Q: The beating heart of the campus as we like to call it, or the Learning Research Center, in addition to the Finance Lab and Behavioral Lab and a Center for Management Science and Analytics, are some of the many facilities that will be available to students. Does the shift in the way Management education is conceived today, far more practical than ever before, make you wonder what it’ll be like maybe a decade or two in the future?
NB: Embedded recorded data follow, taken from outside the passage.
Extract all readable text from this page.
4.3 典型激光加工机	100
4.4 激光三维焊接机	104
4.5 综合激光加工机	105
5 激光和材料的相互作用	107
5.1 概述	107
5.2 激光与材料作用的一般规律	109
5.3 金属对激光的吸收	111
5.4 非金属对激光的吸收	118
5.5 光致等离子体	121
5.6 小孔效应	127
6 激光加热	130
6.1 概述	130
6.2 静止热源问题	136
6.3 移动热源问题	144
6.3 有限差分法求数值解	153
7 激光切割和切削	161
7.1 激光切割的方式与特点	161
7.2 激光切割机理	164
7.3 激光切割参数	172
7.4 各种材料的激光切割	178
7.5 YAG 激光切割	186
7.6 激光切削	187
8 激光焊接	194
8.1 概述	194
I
It has to be more practical in the future. The objective of these institutions is to develop executives and leaders for tomorrow. Not just leaders for respective organizations, leaders who will contribute to the development of this country’s future. So to me, management education must be highly practical oriented. I did see the Finance Lab which is under construction and when it’s done, it’s going to be beautiful. I’d love to come back and see how it looks. But to me, this is new pedagogy. Even as much as ten years ago, management education was delivered in a manner that you had to sit in a classroom, listen for an hour and a half, take notes and go back. But Harvard changed that around 30-40 years ago, using the case method of instruction. And the case method of instruction was borrowed from the way lawyers learned. That’s why it’s called a “case”. In law, you learned the finer points of law by reviewing cases that are adjudicated. And Harvard School borrowed that case method of instruction and brought it to the instruction of executives. So instead of lecturing, if you’ve read the case, analyzed the case, either by yourself or in groups and the professors in general use the Socratic method, they didn’t teach or lecture per se, they discuss the case, then the principles that you’re supposed to learn, emerge from the discussion of the case, thus accomplishing active learning. It engages the students as they participate and contribute to the classroom learning, where the professor is not someone who knows everything and since the students are from different backgrounds, they look at the same thing differently which enriches the learning experience for everyone. Now, you have the Finance Lab, the Behavioral lab and others, I see it as an intensity of student engagement. Because what you learn by doing is the best form of learning.
We thank Prof. Ram Narasimhan once again for sparing time from his busy schedule and agreeing to grace the occasion at the Maiden ISDSI International Conference hosted in IIM Trichy. We wish him success in his future endeavours.